Le manager prit soudain un air très sérieux, brancha le téléphone, se saisit du combiné et le porta а son oreille. Ses deux yeux étaient maintenant tournés vers le plafond. « Puis-je partir ? » demanda Perets. Le manager fronça sévèrement les sourcils, mit un doigt sur ses lèvres puis fit un signe de la main а l’adresse de Perets. Un coassement nasillard s’échappait de l’écouteur. Perets sortit sur la pointe des pieds.

Il y avait beaucoup de monde au garage. Tous les visages étaient sévères, importants, solennels même. Personne ne travaillait, tous avaient l’oreille collée aux combinés téléphoniques. Seul restait dans la cour violemment éclairée le serveur-mécanicien qui continuait а poursuivre la roue, la respiration sifflante, l’air égaré, rouge, en sueur. Quelque chose de très important était en train de se passer. Ce n’est pas possible, pensa Perets, pas possible, je suis toujours а côté, je ne sais jamais rien. C’est peut-être lа le malheur, peut-être que tout est normal mais je ne sais jamais le pourquoi du comment, et c’est pour ça que je me trouve en trop.

Il se précipita vers la plus proche cabine téléphonique, tendit avidement l’oreille, mais il n’y avait que des bourdonnements dans l’écouteur. Il ressentit alors un soudain effroi, une sourde crainte а l’idée qu’il était encore en train de manquer quelque chose quelque part, que quelque part quelque chose était encore distribué а tout le monde, quelque chose dont il serait comme toujours privé. Bondissant par-dessus les trous et les fossés, il traversa le chantier, fit un écart pour éviter le garde qui lui barrait la route, un pistolet dans une main et le combiné dans l’autre et escalada une échelle posée contre le mur inachevé. Il put voir а toutes les fenêtres des gens munis de téléphones, figés sur place d’un air pénétré puis il entendit au-dessus de sa tête un miaulement strident et presque aussitôt après le bruit d’un coup de feu derrière son dos. Il sauta а terre, tomba dans un tas d’ordures et se précipita vers l’entrée de service. La porte était fermée. Il secoua а plusieurs reprises la poignée, qui se brisa. Il la jeta au loin et se demanda un instant ce qu’il pourrait faire ensuite.

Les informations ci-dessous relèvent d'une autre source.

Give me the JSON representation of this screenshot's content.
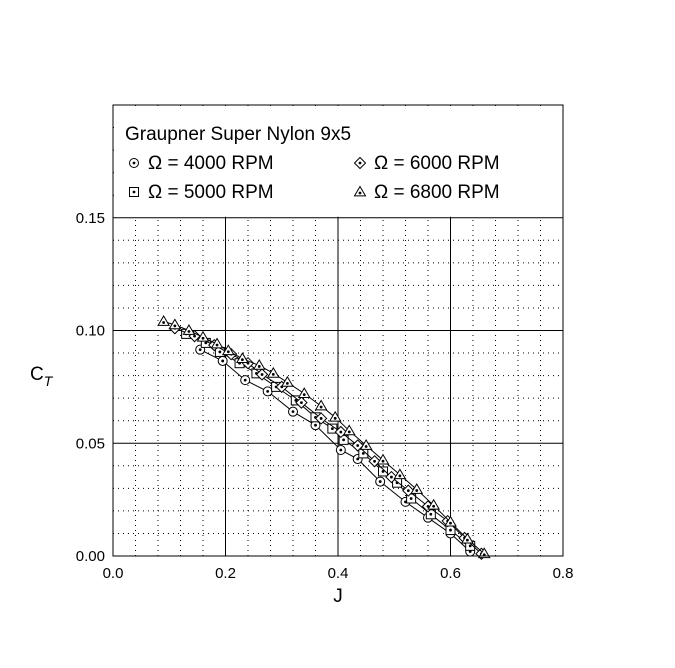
{
  "chart_data": {
    "type": "scatter",
    "title": "Graupner Super Nylon 9x5",
    "xlabel": "J",
    "ylabel": "C",
    "ylabel_subscript": "T",
    "xlim": [
      0.0,
      0.8
    ],
    "ylim": [
      0.0,
      0.2
    ],
    "xticks": [
      "0.0",
      "0.2",
      "0.4",
      "0.6",
      "0.8"
    ],
    "yticks": [
      "0.00",
      "0.05",
      "0.10",
      "0.15"
    ],
    "grid": "major solid, minor dotted",
    "legend_position": "top",
    "series": [
      {
        "name": "Ω = 4000 RPM",
        "marker": "circle-dot",
        "x": [
          0.155,
          0.195,
          0.235,
          0.275,
          0.32,
          0.36,
          0.405,
          0.435,
          0.475,
          0.52,
          0.56,
          0.6,
          0.635
        ],
        "y": [
          0.0915,
          0.0865,
          0.078,
          0.073,
          0.064,
          0.058,
          0.047,
          0.043,
          0.033,
          0.024,
          0.017,
          0.01,
          0.002
        ]
      },
      {
        "name": "Ω = 5000 RPM",
        "marker": "square-dot",
        "x": [
          0.13,
          0.165,
          0.19,
          0.225,
          0.255,
          0.29,
          0.325,
          0.36,
          0.39,
          0.41,
          0.445,
          0.48,
          0.505,
          0.53,
          0.565,
          0.6,
          0.635
        ],
        "y": [
          0.0985,
          0.0945,
          0.0905,
          0.0855,
          0.081,
          0.075,
          0.069,
          0.0615,
          0.0565,
          0.0515,
          0.0455,
          0.0375,
          0.0325,
          0.0255,
          0.0185,
          0.0115,
          0.0045
        ]
      },
      {
        "name": "Ω = 6000 RPM",
        "marker": "diamond-dot",
        "x": [
          0.11,
          0.145,
          0.18,
          0.21,
          0.24,
          0.265,
          0.3,
          0.335,
          0.37,
          0.405,
          0.435,
          0.465,
          0.495,
          0.525,
          0.56,
          0.595,
          0.625,
          0.655
        ],
        "y": [
          0.101,
          0.0975,
          0.0935,
          0.0895,
          0.0855,
          0.0805,
          0.075,
          0.068,
          0.061,
          0.055,
          0.049,
          0.042,
          0.035,
          0.029,
          0.022,
          0.0155,
          0.008,
          0.001
        ]
      },
      {
        "name": "Ω = 6800 RPM",
        "marker": "triangle-dot",
        "x": [
          0.09,
          0.11,
          0.135,
          0.16,
          0.185,
          0.205,
          0.23,
          0.26,
          0.285,
          0.31,
          0.34,
          0.37,
          0.395,
          0.42,
          0.45,
          0.48,
          0.51,
          0.54,
          0.57,
          0.6,
          0.63,
          0.66
        ],
        "y": [
          0.104,
          0.1025,
          0.1,
          0.097,
          0.094,
          0.091,
          0.0875,
          0.0845,
          0.081,
          0.077,
          0.072,
          0.0665,
          0.0615,
          0.0555,
          0.049,
          0.0425,
          0.036,
          0.0295,
          0.0225,
          0.015,
          0.0075,
          0.001
        ]
      }
    ]
  }
}
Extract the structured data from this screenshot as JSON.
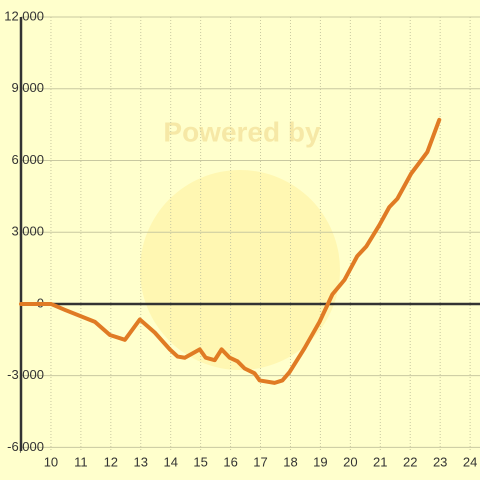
{
  "chart_data": {
    "type": "line",
    "watermark": "Powered by",
    "x": [
      9,
      10,
      10.47,
      11.47,
      11.97,
      12.47,
      12.97,
      13.47,
      13.97,
      14.23,
      14.47,
      14.97,
      15.17,
      15.47,
      15.7,
      15.97,
      16.23,
      16.47,
      16.8,
      16.97,
      17.47,
      17.73,
      17.97,
      18.47,
      18.97,
      19.4,
      19.8,
      20.23,
      20.53,
      20.97,
      21.3,
      21.57,
      22.03,
      22.3,
      22.57,
      22.97
    ],
    "values": [
      0,
      0,
      -250,
      -750,
      -1300,
      -1500,
      -650,
      -1200,
      -1900,
      -2200,
      -2250,
      -1900,
      -2250,
      -2350,
      -1900,
      -2250,
      -2400,
      -2700,
      -2900,
      -3200,
      -3300,
      -3200,
      -2850,
      -1850,
      -750,
      400,
      1000,
      2000,
      2400,
      3300,
      4050,
      4400,
      5450,
      5900,
      6350,
      7700
    ],
    "color": "#e07b24",
    "xlim": [
      9,
      24.33
    ],
    "xticks": [
      10,
      11,
      12,
      13,
      14,
      15,
      16,
      17,
      18,
      19,
      20,
      21,
      22,
      23,
      24
    ],
    "ylim": [
      -6150,
      12000
    ],
    "yticks": [
      {
        "value": -6000,
        "label": "-6,000"
      },
      {
        "value": -3000,
        "label": "-3,000"
      },
      0,
      {
        "value": 3000,
        "label": "3,000"
      },
      {
        "value": 6000,
        "label": "6,000"
      },
      {
        "value": 9000,
        "label": "9,000"
      },
      {
        "value": 12000,
        "label": "12,000"
      }
    ],
    "grid": true
  }
}
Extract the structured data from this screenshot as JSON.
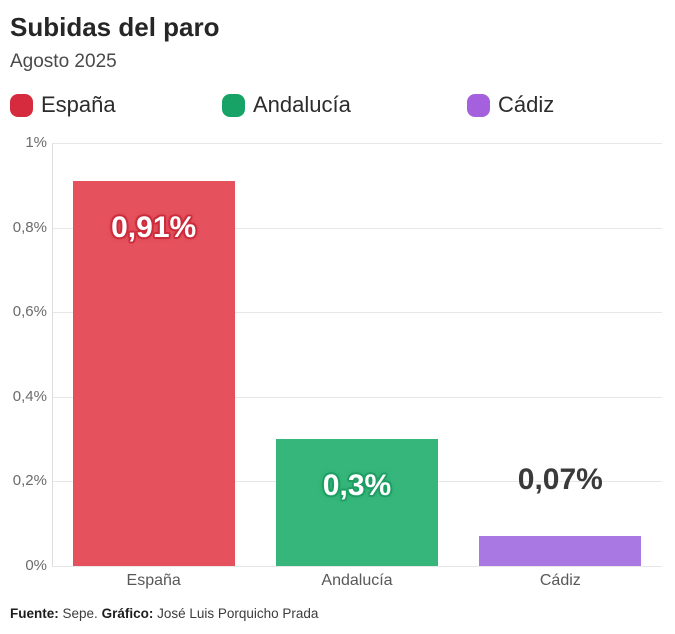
{
  "chart_data": {
    "type": "bar",
    "title": "Subidas del paro",
    "subtitle": "Agosto 2025",
    "categories": [
      "España",
      "Andalucía",
      "Cádiz"
    ],
    "values": [
      0.91,
      0.3,
      0.07
    ],
    "value_labels": [
      "0,91%",
      "0,3%",
      "0,07%"
    ],
    "bar_colors": [
      "#e5525e",
      "#36b67a",
      "#a978e3"
    ],
    "value_label_styles": [
      {
        "placement": "inside",
        "color": "#ffffff",
        "outline": "#cb2c3c"
      },
      {
        "placement": "inside",
        "color": "#ffffff",
        "outline": "#1e9e62"
      },
      {
        "placement": "above",
        "color": "#3a3a3a",
        "outline": null
      }
    ],
    "legend": [
      {
        "label": "España",
        "color": "#d62b3e"
      },
      {
        "label": "Andalucía",
        "color": "#17a266"
      },
      {
        "label": "Cádiz",
        "color": "#a560dd"
      }
    ],
    "legend_position": "top",
    "grid": true,
    "xlabel": "",
    "ylabel": "",
    "ylim": [
      0,
      1
    ],
    "yticks": [
      0,
      0.2,
      0.4,
      0.6,
      0.8,
      1
    ],
    "ytick_labels": [
      "0%",
      "0,2%",
      "0,4%",
      "0,6%",
      "0,8%",
      "1%"
    ]
  },
  "footer": {
    "source_label": "Fuente:",
    "source_text": "Sepe.",
    "credit_label": "Gráfico:",
    "credit_text": "José Luis Porquicho Prada"
  }
}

A côté de la porte se trouvait une étroite fenêtre ouverte. Il s’y glissa, se couvrant de poussière et s’arrachant les ongles des mains.

Il se retrouva dans une pièce munie de deux tables. Derrière l’une d’elles se trouvait Domarochinier, un téléphone а la main. Son visage était de pierre, ses yeux clos. Il pressait de l’épaule le combiné contre son oreille et notait rapidement quelque chose au crayon dans un gros bloc-notes. La deuxième table était inoccupée et portait un téléphone. Perets prit le combiné et se mit а l’écoute.